Leaving the Skåneleden trail at the 6 km marker I worked my way east on forest roads and another local trail marked with a blue blazer called Sporrakullastigen. At marker 6.3 km I entered a spruce forest where I came upon the Sporrakulla Farm which is surrounded by stone fences. The old farm which is located on a hill inside the Kulla forest, is a perfect example of what the farms in northern Skåne looked like in the early 18th century. I negotiated through and around the farm on the eastern side until I located the Sporrakullastigen again and I now hiked east for a further 700 meters where I turned north along a forest road.

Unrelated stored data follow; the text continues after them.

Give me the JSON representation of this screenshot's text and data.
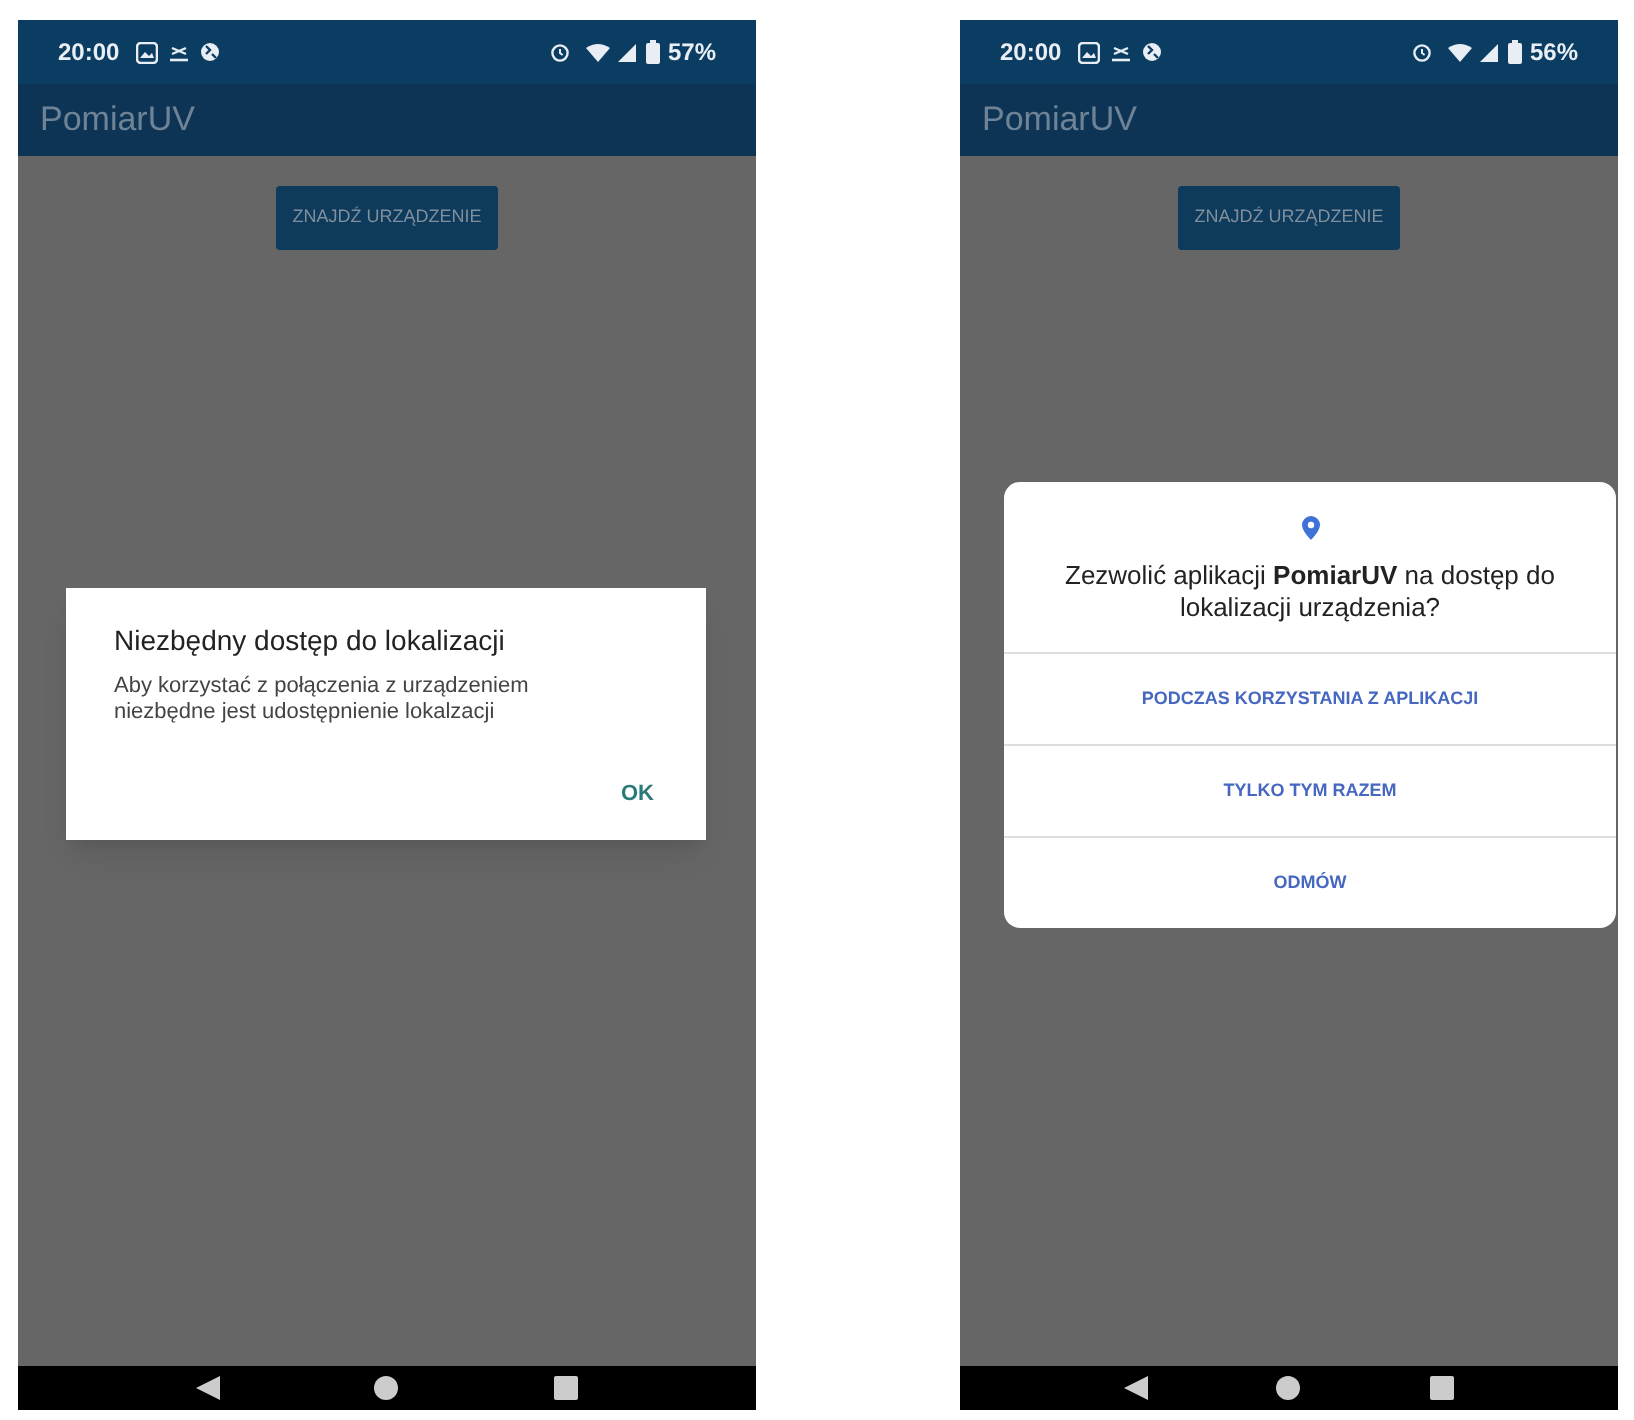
{
  "screens": [
    {
      "status_bar": {
        "time": "20:00",
        "battery": "57%"
      },
      "app_bar": {
        "title": "PomiarUV"
      },
      "button": "ZNAJDŹ URZĄDZENIE",
      "dialog": {
        "kind": "alert",
        "title": "Niezbędny dostęp do lokalizacji",
        "message": "Aby korzystać z połączenia z urządzeniem niezbędne jest udostępnienie lokalzacji",
        "actions": [
          "OK"
        ]
      }
    },
    {
      "status_bar": {
        "time": "20:00",
        "battery": "56%"
      },
      "app_bar": {
        "title": "PomiarUV"
      },
      "button": "ZNAJDŹ URZĄDZENIE",
      "dialog": {
        "kind": "permission",
        "title": "Zezwolić aplikacji **PomiarUV** na dostęp do lokalizacji urządzenia?",
        "actions": [
          "PODCZAS KORZYSTANIA Z APLIKACJI",
          "TYLKO TYM RAZEM",
          "ODMÓW"
        ]
      }
    }
  ]
}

At the 7.4 km marker there is a dam where there were heavy earth moving machinery parked and evidence of local excavation work going on. There was no-one about. Because of the ongoing work the forest area where I had planned to enter was inaccessible. Therefore I had to walk a further 650 meters north where I could enter another trail and continue in a south-easterly direction again. At marker 9.6 km I joined the Skåneleden trail once more continuing now in a north-easterly direction towards the lake Farlången. Not far from the lake there is a sign showing that there is a fishing spot. I followed the narrow side trail for some 250 meters until I came to the lake. The time was 4 pm and sunset was at 4:20 pm.

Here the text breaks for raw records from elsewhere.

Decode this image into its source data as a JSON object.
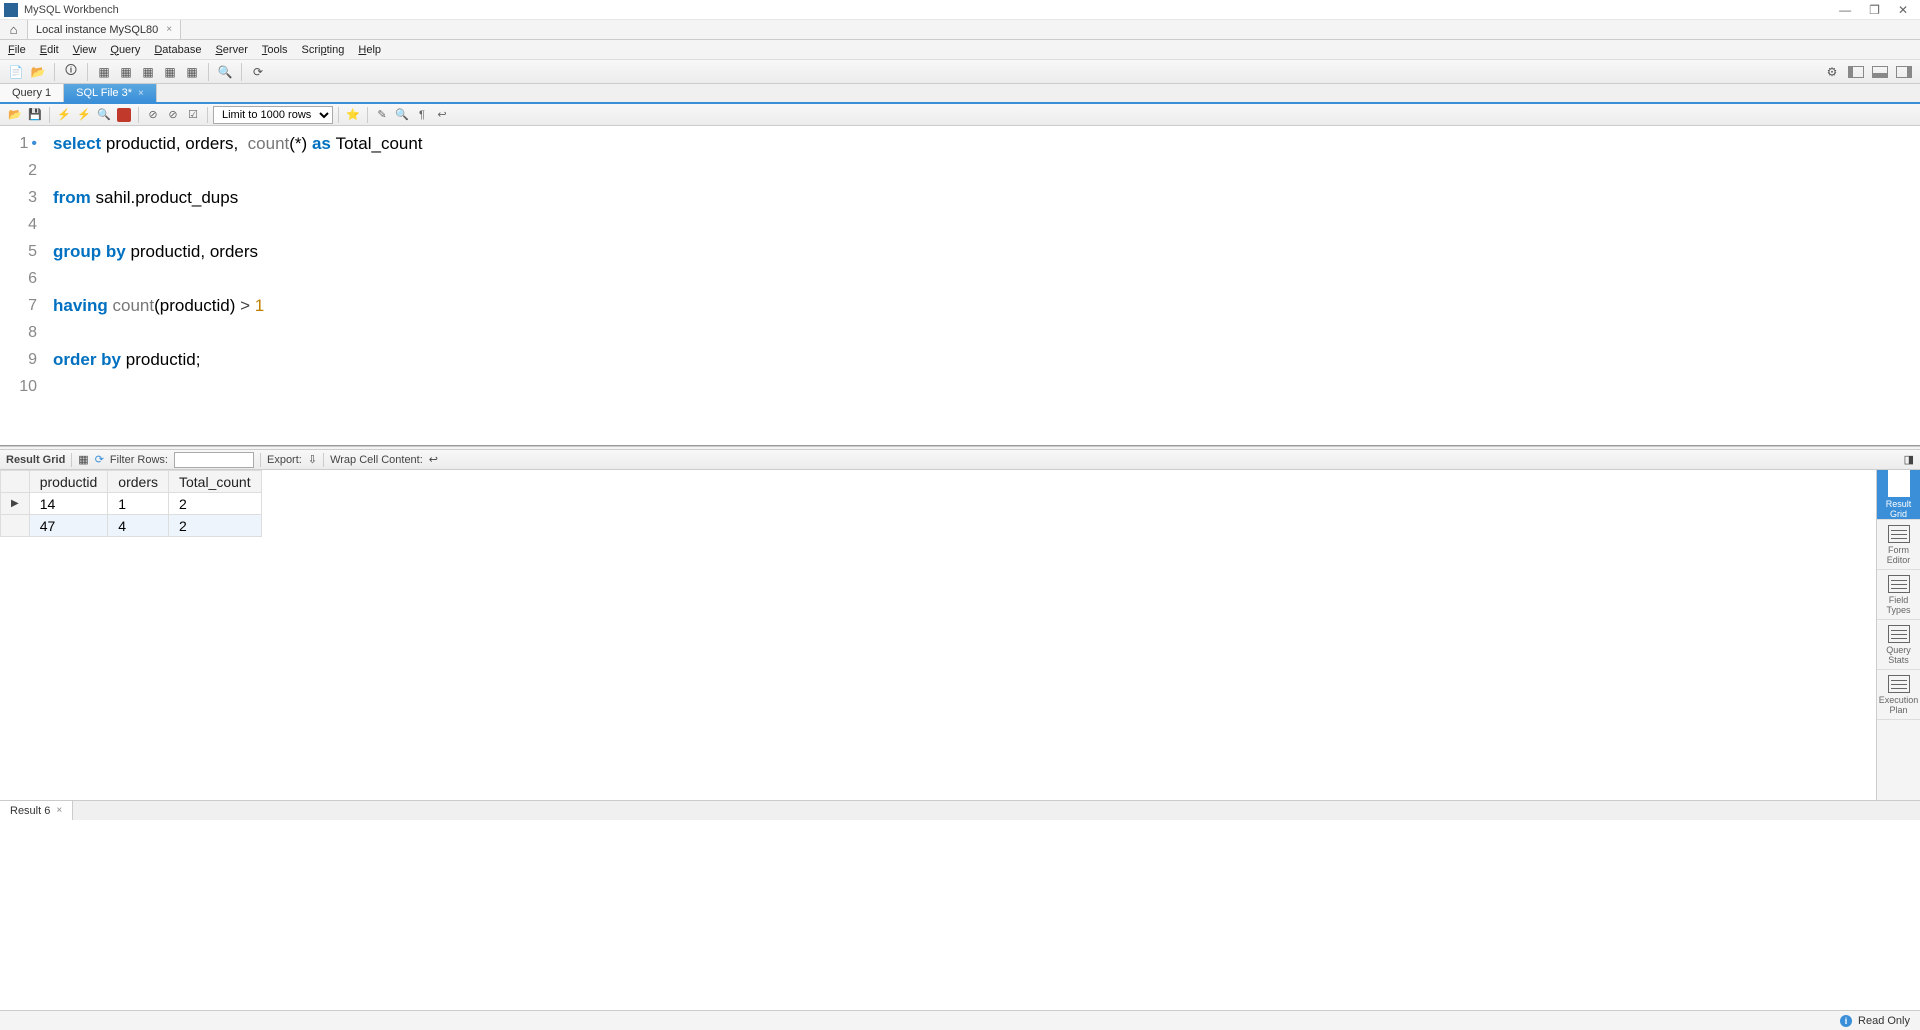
{
  "app": {
    "title": "MySQL Workbench"
  },
  "connection_tab": {
    "label": "Local instance MySQL80"
  },
  "menu": {
    "file": "File",
    "edit": "Edit",
    "view": "View",
    "query": "Query",
    "database": "Database",
    "server": "Server",
    "tools": "Tools",
    "scripting": "Scripting",
    "help": "Help"
  },
  "query_tabs": {
    "tab1": "Query 1",
    "tab2": "SQL File 3*"
  },
  "editor_toolbar": {
    "limit_rows": "Limit to 1000 rows"
  },
  "code": {
    "lines": [
      "1",
      "2",
      "3",
      "4",
      "5",
      "6",
      "7",
      "8",
      "9",
      "10"
    ],
    "l1_select": "select",
    "l1_cols": " productid, orders,  ",
    "l1_count": "count",
    "l1_star": "(*)",
    "l1_as": " as ",
    "l1_alias": "Total_count",
    "l3_from": "from",
    "l3_tbl": " sahil.product_dups",
    "l5_group": "group by",
    "l5_cols": " productid, orders",
    "l7_having": "having",
    "l7_count": " count",
    "l7_args": "(productid) ",
    "l7_op": "> ",
    "l7_num": "1",
    "l9_order": "order by",
    "l9_col": " productid;"
  },
  "result_toolbar": {
    "result_grid": "Result Grid",
    "filter_rows": "Filter Rows:",
    "export": "Export:",
    "wrap": "Wrap Cell Content:"
  },
  "grid": {
    "columns": [
      "productid",
      "orders",
      "Total_count"
    ],
    "rows": [
      {
        "productid": "14",
        "orders": "1",
        "total": "2"
      },
      {
        "productid": "47",
        "orders": "4",
        "total": "2"
      }
    ]
  },
  "sidepanel": {
    "result_grid": "Result Grid",
    "form_editor": "Form Editor",
    "field_types": "Field Types",
    "query_stats": "Query Stats",
    "execution_plan": "Execution Plan"
  },
  "result_tab": {
    "label": "Result 6"
  },
  "status": {
    "read_only": "Read Only"
  }
}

I set about locating an acceptable spot to pitch the Ultamid 2. The area was very uneven, rocky and hilly. There was also a shelter down by the lakeside which was more or less built right next to the waters edge. I found and an area some 50-100 meters or so away from the shelter. I wasn’t counting on anyone showing up here as the location was not marked on maps, it was remote, it was now dark and it was the middle of winter on a cold January night. What would be the odds? 😬
After I was settled in I made a cup of coffee and did some videoing for my YouTube channel. I was testing a new camp lantern from Tread Lite Gear (TLG) called the MK2 rechargeable DCF lantern which weighs 27 grams.
This is not the first time that I have written about TLG. I have purchased several bits of kit from TLG including the very first model TLG camp lantern that weighed only 8 grams. I have written about it here. Below the TLG MK2 lantern is lighting up the Ultamid 2 with no special effects, long exposure or flash used. I’ll try to do some more professional shots next time, but my first impressions are very good ones. I had it turned on in the shelter for about 4 hours. It works great .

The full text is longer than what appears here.